2. The heating apparatus for electric blankets/carpets according to claim 1, wherein the metal conductor is wrapped with the adhesive tape material.

3. The heating apparatus for electric blankets/carpets according to claim 1, wherein the metal conductor is a copper metal.

4. The heating apparatus for electric blankets/carpets according to claim 1, wherein the adhesive tape material is a heat-resistant PET or PI.

5. The heating apparatus for electric blankets/carpets according to claim 1, wherein the adhesive tape material is a self-adhesive material integrally combined via its adhesion.

6. The heating apparatus for electric blankets/carpets according to claim 2, wherein the adhesive tape material is a heat-resistant PET or PI.

7. The heating apparatus for electric blankets/carpets according to claim 2, wherein the adhesive tape material is a self-adhesive material integrally combined via its adhesion.

8. A manufacturing method of a heating apparatus for electric blankets/carpets, comprising the steps of:

(a) using a heating element;

(b) causing an adhesive tape material to be integrally combined and to wrap the heating element therein;

(c) causing a metal conductor to connect to two opposing ends of each of the heating element and the adhesive tape material in a series-parallel manner; and

(d) causing a lead to connect the metal conductor and a power source terminal.

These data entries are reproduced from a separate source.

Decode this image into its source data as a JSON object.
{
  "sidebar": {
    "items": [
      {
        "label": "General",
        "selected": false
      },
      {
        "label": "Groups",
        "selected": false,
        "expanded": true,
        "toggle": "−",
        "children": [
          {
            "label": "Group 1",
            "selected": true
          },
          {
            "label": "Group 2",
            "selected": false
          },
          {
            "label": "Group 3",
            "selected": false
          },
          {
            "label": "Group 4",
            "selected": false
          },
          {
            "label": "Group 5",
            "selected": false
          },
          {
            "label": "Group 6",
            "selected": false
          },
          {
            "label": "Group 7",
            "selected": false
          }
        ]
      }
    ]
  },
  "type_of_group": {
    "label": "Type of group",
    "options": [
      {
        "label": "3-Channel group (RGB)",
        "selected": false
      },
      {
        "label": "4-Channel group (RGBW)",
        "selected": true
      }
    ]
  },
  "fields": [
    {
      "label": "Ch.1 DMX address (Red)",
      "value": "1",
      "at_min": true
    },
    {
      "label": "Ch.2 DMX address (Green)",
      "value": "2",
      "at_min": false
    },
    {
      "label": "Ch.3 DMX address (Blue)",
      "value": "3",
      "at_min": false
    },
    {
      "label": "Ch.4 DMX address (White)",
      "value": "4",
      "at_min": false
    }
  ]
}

9. A heating system for electric blankets/carpets, comprising:

a heating apparatus of claim 1;

a controller electrically connected to the heating apparatus;

a relay electrically connected to the controller; and

a power source supplying power to the relay.

10. The heating system for electric blankets/carpets according to claim 9, wherein the relay is a pressure-resistant relay and has an isolation voltage of 3000 VAC.

11. The heating system for electric blankets/carpets according to claim 9, wherein the controller is a temperature controller.